Mumbai: Due to the packed schedule of domestic and international cricket, the more than half a century-old Duleep Trophy inter-zonal competition has been given a break for the first time since its inception by the Cricket Board for the upcoming season.
The BCCI's 2015-16 domestic calendar, released today by the Board which boasted in the media release that it will host 900 matches in the span of six months starting October 1, has discarded for the first time the inter-zonal competition after it was started in 1961-62.
The tournament had been conducted to perpetuate the memory of K S Duleepsinhji, nephew of K S Ranjitsinhji in whose memory the national cricket championship is being played.
It's not clear whether the tournament, which since its inception had served as a virtual selection trial to pick the Indian teams for home and away Test rubbers in days gone by, will be resurrected in the next 2016-17 season.
The BCCI release is totally silent about the axing of such a prestigious tournament in the upcoming season.
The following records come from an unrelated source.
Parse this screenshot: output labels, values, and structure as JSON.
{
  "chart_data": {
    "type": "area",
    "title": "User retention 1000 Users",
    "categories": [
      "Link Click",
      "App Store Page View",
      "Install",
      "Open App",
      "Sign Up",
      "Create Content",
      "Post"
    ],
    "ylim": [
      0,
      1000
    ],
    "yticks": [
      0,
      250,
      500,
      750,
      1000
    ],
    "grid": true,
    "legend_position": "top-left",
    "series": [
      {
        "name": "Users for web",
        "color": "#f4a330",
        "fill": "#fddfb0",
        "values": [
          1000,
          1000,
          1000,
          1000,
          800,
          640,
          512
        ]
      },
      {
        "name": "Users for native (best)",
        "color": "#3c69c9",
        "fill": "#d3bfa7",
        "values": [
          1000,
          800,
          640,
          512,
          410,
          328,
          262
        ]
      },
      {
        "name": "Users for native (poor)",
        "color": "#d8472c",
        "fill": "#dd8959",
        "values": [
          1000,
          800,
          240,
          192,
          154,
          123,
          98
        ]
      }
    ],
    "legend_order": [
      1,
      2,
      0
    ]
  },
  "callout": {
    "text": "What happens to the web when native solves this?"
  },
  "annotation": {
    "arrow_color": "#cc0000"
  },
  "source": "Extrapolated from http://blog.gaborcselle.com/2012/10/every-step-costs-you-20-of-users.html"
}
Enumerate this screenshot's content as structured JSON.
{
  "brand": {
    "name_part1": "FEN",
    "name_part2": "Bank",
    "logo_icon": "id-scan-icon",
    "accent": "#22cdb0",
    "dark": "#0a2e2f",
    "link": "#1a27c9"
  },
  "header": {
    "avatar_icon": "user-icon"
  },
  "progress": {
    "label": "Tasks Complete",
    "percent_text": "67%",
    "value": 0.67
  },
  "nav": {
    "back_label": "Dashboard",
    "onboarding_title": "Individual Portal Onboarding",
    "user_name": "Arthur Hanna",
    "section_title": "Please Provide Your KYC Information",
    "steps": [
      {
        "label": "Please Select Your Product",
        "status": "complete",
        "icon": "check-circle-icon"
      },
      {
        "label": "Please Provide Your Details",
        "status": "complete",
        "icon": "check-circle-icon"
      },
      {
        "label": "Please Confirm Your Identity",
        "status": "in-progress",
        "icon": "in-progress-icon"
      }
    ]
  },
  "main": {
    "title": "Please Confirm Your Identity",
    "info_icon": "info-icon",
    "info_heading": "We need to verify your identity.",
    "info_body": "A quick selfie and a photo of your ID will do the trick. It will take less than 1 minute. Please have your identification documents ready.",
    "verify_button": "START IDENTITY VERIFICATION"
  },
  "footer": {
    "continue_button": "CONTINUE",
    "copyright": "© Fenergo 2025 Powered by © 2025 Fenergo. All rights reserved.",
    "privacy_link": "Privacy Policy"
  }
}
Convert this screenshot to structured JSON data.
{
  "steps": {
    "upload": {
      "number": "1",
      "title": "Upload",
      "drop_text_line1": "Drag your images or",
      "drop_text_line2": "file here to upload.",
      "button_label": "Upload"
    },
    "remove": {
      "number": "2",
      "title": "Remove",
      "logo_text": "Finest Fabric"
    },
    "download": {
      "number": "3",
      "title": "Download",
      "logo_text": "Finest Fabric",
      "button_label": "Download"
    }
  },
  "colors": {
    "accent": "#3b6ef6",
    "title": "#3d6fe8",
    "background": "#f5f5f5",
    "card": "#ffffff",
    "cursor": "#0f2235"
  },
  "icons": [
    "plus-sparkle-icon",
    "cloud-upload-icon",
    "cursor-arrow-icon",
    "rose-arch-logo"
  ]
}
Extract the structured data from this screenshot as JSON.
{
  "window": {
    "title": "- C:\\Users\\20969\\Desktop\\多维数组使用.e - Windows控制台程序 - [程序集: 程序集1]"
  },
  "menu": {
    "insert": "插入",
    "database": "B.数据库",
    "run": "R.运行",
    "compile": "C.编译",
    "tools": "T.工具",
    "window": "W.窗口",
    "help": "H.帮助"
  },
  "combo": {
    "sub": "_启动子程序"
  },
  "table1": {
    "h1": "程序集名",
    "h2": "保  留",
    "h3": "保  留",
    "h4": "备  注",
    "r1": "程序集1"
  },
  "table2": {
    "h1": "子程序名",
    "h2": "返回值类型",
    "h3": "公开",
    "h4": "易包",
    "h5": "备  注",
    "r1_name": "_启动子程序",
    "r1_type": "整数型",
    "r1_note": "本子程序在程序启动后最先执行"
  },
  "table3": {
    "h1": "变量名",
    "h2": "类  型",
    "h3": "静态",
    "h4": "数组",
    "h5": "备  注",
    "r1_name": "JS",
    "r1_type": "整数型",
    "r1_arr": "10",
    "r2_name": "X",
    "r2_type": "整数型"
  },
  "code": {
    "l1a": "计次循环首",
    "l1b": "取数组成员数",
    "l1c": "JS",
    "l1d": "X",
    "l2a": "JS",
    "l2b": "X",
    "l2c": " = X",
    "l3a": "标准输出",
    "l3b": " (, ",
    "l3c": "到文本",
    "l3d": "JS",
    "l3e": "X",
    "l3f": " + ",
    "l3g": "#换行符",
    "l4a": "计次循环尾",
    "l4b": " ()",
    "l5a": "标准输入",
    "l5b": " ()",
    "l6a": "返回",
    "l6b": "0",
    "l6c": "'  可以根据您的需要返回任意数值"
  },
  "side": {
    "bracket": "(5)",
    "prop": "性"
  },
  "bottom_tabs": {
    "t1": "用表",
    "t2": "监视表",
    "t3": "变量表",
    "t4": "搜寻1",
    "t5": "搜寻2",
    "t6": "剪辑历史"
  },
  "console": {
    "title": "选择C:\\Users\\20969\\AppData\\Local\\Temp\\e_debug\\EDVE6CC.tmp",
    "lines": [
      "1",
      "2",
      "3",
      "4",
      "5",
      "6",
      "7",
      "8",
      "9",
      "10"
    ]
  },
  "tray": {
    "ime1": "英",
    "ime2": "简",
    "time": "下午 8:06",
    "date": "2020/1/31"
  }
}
Even the BCCI, in its Statistical Annual that has now been discontinued, mentions the importance of Duleep Trophy by stating that it "serves as a useful guide to the form of cricketers when a Test side for a domestic series has to be selected or a team for an overseas tour is to be chosen." A prime example of someone who benefited by doing well in the tournament is Ajit Wadekar, under whose captaincy India made history by winning their first-ever Test series in 1971 in the West Indies and England successively.
The stylish left hander was picked as one of the probables for the first time against the visiting Gary Sobers-led West Indies side after his classy century (103) for West Zone in the 1966-67 final against South Zone - led by M L Jaisimha with then India skipper Mansur Ali Khan Pataudi playing under him - at the Brabourne Stadium here.